If it weren't for the provocative premise set by Margaret Atwood and the amazing performances of actors like Ann Dowd, Yvonne Strahovski, and, of course, Elisabeth Moss, I'm not sure I'd still be watching The Handmaid's Tale. Seeing the extreme subjugation of women in the misogynistic republic of Gilead—a setting that feels simultaneously far-fetched and also right around the corner—can be oppressive. That oppressiveness is due in part to Gilead's monotony; we see handmaid June (Moss) experience the same things over and over: militarized surveillance, ritualized rape, and public executions—as well attempted escapes. Now three episodes into its third season, the Hulu original series is trying to break the cycle of sameness, ramping up its characters' resistance efforts. This is all good for the narrative, but the show still has a glaring issue: It hasn't yet addressed its race problem.
Since The Handmaid's Tale premiered, the question of how race impacts this particular dystopian society has been asked over and over. Oppression doesn't exist in a vacuum, so there had to be some residual effects of America's racism in Gilead; plus, sexism itself is enacted on women of color differently. And yet, that moment of reckoning, or even acknowledgment, still hasn't come. The major players in The Handmaid's Tale are white, save for June's best friend, Moira (NYLON cover star Samira Wiley), and June's husband, Luke (O-T Fagbenle), both of whom escaped to Canada; and Rita (Amanda Brugel), one of the Marthas, a class of women whose role is to care for the households of Gilead's elite. The Marthas are "mammified" in that they are mostly Black women who take on maternal roles in their households, as well as in the resistance, as we learn in the second season. But even as, in Season 3, some of the Marthas are given more prominent roles, Moira is marginalized, with her role comprising taking care of June's infant child and passing the time with her new, white girlfriend. We know the depth of Moira's friendship with June before the Gilead takeover, but she is denied a connection to Black family or Black culture.
That women of color still only exist in this televised world via their proximity to white women—even after two seasons of valid critique—feels like a testament to a very white writer's room. Yahlin Chang, a woman of color, wrote three episodes of The Handmaid's Tale—including the third episode of the third season, which was directed by a Black woman—but the other nine people who have written for the show over the last few years are white, and it shows. Unfortunately, this could also be part of the key to the show's success. June is both the relatable victim of a problematic regime and the white savior who is going to burn the whole thing to the ground. Within the confines of this show, woe is the white woman's experience, and victory will also be hers—with some minor assists from women of color. This is to be expected when white people are charged with dreaming up their version of gender-based oppression.
This is tired.
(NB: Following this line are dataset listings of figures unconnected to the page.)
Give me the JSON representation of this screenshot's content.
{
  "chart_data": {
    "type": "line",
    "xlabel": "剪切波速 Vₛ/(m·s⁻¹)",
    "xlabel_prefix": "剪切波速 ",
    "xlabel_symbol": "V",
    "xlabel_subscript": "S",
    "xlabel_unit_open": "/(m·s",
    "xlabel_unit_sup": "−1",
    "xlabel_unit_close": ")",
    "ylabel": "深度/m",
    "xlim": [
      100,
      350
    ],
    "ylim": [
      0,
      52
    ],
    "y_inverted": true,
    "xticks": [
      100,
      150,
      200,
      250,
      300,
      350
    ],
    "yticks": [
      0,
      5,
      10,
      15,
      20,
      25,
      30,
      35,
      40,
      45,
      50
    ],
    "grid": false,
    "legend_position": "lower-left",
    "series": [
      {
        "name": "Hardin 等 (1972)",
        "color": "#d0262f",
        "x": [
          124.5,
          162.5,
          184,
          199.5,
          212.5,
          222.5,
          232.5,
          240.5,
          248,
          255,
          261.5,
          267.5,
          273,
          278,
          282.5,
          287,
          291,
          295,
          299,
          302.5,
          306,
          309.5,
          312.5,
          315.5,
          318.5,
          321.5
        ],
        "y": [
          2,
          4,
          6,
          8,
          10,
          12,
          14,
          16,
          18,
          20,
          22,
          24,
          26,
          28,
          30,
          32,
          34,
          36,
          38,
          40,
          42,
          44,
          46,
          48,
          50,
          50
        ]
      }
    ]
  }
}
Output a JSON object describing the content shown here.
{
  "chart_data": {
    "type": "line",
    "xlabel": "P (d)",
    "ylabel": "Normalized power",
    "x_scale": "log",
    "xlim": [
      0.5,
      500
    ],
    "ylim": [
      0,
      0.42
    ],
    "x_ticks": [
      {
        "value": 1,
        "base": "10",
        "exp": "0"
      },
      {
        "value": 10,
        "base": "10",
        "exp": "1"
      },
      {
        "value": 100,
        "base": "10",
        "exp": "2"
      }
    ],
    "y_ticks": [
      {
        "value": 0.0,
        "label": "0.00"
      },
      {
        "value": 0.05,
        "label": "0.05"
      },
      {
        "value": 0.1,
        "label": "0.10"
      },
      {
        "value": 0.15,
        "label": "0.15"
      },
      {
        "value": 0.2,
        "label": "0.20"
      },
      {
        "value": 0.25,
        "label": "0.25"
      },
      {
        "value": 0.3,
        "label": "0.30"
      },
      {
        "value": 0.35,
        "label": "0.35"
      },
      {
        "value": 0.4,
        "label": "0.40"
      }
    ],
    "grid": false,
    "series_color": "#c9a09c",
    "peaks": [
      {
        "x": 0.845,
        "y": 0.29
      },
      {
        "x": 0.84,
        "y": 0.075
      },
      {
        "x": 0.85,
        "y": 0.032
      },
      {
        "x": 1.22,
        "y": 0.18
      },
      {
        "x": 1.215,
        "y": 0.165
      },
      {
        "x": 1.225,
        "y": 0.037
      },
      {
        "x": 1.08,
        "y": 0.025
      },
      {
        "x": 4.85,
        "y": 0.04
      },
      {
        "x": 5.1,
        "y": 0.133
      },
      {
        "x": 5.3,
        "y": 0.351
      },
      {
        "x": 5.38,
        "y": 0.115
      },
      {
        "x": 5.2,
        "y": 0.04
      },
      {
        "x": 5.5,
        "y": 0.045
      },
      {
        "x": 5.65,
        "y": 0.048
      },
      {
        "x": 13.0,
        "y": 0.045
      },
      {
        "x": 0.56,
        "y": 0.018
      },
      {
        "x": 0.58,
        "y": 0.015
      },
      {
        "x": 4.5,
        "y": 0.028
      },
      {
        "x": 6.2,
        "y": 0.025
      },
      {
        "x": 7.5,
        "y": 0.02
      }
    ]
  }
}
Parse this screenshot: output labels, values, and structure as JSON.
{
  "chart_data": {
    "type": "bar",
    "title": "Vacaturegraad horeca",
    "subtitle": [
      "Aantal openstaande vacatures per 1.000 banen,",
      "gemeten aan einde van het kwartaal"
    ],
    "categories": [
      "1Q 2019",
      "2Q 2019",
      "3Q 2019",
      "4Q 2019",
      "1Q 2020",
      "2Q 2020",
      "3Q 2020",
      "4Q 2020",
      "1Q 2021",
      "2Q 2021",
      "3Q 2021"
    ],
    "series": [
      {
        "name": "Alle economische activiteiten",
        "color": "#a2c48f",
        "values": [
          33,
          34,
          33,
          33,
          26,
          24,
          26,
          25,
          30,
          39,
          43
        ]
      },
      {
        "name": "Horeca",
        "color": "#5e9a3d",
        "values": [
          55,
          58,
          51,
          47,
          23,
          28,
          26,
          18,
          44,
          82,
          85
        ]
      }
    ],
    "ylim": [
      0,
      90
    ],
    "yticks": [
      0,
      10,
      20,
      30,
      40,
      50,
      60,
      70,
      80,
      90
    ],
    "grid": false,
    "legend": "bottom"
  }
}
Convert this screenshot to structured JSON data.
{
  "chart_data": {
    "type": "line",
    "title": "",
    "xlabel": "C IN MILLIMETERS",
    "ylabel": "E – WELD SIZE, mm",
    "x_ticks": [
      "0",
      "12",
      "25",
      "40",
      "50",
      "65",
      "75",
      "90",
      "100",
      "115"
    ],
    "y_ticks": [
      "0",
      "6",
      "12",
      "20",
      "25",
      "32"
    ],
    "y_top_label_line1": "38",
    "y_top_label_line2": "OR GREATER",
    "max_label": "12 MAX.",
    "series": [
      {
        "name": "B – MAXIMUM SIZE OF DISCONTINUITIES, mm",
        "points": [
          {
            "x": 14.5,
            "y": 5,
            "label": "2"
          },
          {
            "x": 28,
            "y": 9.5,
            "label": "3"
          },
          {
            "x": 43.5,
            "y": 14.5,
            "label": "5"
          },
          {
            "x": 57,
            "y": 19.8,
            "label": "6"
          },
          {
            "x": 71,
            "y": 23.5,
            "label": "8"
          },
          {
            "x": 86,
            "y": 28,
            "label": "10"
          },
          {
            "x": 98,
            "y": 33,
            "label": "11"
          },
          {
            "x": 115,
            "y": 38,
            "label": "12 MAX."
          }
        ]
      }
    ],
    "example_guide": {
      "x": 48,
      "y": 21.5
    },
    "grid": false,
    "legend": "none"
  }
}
It's clear that The Handmaid's Tale writers have been paying attention to the contemporary and historical issues impacting women in America. There's a scene in episode three of the latest season, "Watch Out," where June's new overseer, Commander Lawrence (Bradley Whitford), takes her to a Gilead processing center. Dozens of women stand in cages awaiting their fate. Most of them will be sent to the treacherous colonies, and five of them will be "spared" to become Marthas. Visually, the scene looked ripped straight from a news story about the overcrowded detention center where immigrants of color have been held, but the cages held many white women. Similarly, in the Season 3 premiere, Emily (Alexis Bledel) has to cross a river with June's baby in tow, nearly drowning while hiding from gun-toting authorities, to escape to Canada. Her experience is exactly how Black women had to escape to the North during slavery. That The Handmaid's Tale is willing to plug white women into the oppressive narratives reserved for Black women and other people of color, feels intentionally ahistorical. But then again, so does the decision to hire almost only white writers for a feminist epic—as does the choice to make it "race-blind" in the first place.